Pour l’Empire du Milieu, le pays magyar est une porte d’entrée à la fois économique sur le marché européen, mais aussi politique en termes d’influence sur l’Union européenne. Pour la Hongrie, la coopération avec Pékin lui permet surtout de réduire sa dépendance économique vis-à-vis de Bruxelles, critique du tournant de plus en plus illibéral pris par Viktor Orban, en profitant de plus de 16 milliards d’euros d’investissements massifs, au point de mettre en danger sa souveraineté.
Dès son arrivée au pouvoir, le Premier ministre Viktor Orban annonçait sa volonté d’ouverture à l’Est, et c’est dans l’optique de devenir un véritable pont entre Est et Ouest que le pouvoir hongrois s’est rapproché de Pékin au fil des années. En ce qui concerne la Chine, l’alliance s’est nouée dès 2014, avec la signature d’un accord de coopération entre les deux pays. Grâce à un impôt sur les sociétés de seulement 9 %, la Hongrie est devenue un paradis européen pour les capitaux chinois, devenant en 2023 la première source d’investissements étrangers. Une aubaine pour Orban, qui lui permettait au même instant de pallier le gel de 20 milliards d’euros de fonds par l’Union européenne en raison de ses atteintes à l’État de droit.
Les investissements en termes d’infrastructures sont multisectoriels, même s’ils se concentrent principalement sur le secteur automobile. Un moyen pour la Chine et les usines de son géant BYD d’être immunisées contre les récentes surtaxes européennes visant les importations de voitures électriques chinoises. Cette « lune de miel » sino-magyar n’est pas sans provoquer une hostilité croissante au sein de la population. La mobilisation autour de l’usine CATL en est un des symboles. Il y a tout d’abord une critique environnementale du projet, puisque l’usine consomme en eau l’équivalent de l’ensemble des 200 000 habitants de la région, elle-même déjà fragilisée par des sécheresses répétées.
Cette mobilisation s’est aussi doublée d’un enjeu social. Malgré les promesses d’opportunités économiques, le site industriel, comme beaucoup d’autres avant lui, va principalement faire appel à une main-d’œuvre de travailleurs « invités » venant principalement de pays d’Asie (Chine, Vietnam) ou d’Europe de l’Est (Ukraine, Pologne…).
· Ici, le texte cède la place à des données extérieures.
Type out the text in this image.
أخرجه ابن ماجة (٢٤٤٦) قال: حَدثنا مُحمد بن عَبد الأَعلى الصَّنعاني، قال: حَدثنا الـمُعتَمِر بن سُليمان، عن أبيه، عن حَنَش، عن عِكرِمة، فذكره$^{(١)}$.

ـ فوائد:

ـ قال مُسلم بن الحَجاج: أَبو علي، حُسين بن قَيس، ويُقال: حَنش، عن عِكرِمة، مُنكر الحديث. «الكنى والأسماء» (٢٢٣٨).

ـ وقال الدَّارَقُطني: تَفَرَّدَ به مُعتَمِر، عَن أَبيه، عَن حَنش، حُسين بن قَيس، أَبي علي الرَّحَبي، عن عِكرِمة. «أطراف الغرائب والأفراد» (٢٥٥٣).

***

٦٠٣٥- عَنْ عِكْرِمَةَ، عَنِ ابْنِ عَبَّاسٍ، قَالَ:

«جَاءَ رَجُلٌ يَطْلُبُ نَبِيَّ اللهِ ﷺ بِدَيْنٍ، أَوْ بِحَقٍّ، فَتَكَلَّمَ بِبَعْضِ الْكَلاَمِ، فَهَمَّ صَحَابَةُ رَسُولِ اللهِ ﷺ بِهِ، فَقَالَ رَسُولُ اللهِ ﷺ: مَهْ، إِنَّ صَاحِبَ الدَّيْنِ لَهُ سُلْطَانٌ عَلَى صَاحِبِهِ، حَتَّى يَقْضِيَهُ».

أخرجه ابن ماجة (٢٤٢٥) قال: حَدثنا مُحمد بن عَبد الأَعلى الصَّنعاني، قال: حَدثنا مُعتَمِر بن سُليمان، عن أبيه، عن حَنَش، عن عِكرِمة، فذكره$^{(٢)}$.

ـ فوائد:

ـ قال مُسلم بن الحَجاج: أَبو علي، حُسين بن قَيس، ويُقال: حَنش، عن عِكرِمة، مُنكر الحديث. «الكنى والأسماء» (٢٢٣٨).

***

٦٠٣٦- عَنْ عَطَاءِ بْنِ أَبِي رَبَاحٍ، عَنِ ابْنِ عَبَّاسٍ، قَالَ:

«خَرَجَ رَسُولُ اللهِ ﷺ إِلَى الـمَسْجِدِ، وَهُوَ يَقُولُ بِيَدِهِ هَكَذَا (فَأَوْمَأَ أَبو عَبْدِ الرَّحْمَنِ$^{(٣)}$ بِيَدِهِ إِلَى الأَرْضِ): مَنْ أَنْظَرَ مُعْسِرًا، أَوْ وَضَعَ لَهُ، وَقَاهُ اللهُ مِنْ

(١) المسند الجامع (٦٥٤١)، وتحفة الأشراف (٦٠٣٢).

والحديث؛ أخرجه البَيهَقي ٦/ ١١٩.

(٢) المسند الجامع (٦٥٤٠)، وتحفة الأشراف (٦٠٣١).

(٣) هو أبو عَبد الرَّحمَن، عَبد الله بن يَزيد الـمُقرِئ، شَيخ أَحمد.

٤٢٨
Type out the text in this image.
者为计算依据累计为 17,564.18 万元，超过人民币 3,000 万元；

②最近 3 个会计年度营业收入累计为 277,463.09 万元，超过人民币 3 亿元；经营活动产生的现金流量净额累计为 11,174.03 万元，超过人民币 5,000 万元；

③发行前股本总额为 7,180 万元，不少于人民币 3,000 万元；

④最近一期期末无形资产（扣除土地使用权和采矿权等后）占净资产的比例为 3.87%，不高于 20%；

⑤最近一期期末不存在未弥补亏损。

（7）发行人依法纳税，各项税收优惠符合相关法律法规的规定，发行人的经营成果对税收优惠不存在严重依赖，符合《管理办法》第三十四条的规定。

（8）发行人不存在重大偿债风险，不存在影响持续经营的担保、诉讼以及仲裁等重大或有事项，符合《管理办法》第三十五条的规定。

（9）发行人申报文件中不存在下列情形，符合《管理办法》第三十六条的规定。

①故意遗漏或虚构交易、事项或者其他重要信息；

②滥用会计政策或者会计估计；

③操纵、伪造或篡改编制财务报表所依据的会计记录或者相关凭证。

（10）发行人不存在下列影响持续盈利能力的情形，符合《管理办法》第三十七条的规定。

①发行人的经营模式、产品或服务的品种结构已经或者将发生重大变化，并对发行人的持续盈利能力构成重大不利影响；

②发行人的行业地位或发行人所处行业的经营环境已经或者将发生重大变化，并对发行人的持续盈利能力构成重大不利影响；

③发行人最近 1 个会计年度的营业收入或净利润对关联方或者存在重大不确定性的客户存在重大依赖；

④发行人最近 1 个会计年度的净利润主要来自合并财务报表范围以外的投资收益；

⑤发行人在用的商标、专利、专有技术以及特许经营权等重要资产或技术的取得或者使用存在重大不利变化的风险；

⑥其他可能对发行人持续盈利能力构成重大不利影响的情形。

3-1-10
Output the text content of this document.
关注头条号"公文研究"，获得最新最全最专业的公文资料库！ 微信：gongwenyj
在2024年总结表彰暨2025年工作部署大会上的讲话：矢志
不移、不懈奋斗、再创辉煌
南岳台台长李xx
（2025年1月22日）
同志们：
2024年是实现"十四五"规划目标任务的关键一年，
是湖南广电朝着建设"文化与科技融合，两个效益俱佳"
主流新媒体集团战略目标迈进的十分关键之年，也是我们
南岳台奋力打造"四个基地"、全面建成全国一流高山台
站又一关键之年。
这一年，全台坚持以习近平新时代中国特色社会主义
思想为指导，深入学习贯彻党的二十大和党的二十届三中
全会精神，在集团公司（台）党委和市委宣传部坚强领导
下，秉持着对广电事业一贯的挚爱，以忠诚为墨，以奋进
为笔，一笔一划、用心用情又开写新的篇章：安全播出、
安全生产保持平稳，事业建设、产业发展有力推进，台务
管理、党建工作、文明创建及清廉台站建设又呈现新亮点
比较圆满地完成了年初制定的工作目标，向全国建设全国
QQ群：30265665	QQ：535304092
Pourtant adversaire acharné de l’immigration en Europe, Viktor Orban prévoit l’arrivée d’environ 500 000 travailleurs de ce type dans les années qui viennent, soit 5 % de la population hongroise actuelle. Il existe enfin un risque grandissant pour la Hongrie de tomber dans le piège de la dette, bien connu des pays émergents africains et asiatiques partenaires de la Chine. Ce fut le cas du Sri Lanka en 2022, un des premiers pays partenaires du projet des « nouvelles routes de la soie », qui fit défaut sur sa dette de 46 milliards de dollars, dont 20 % étaient détenus par Pékin. Une perspective de plus en plus réelle quand, en 2023, la Hongrie a emprunté un milliard d’euros auprès de trois banques chinoises pour éponger de précédentes dettes contractées par des projets d’investissements chinois antérieurs.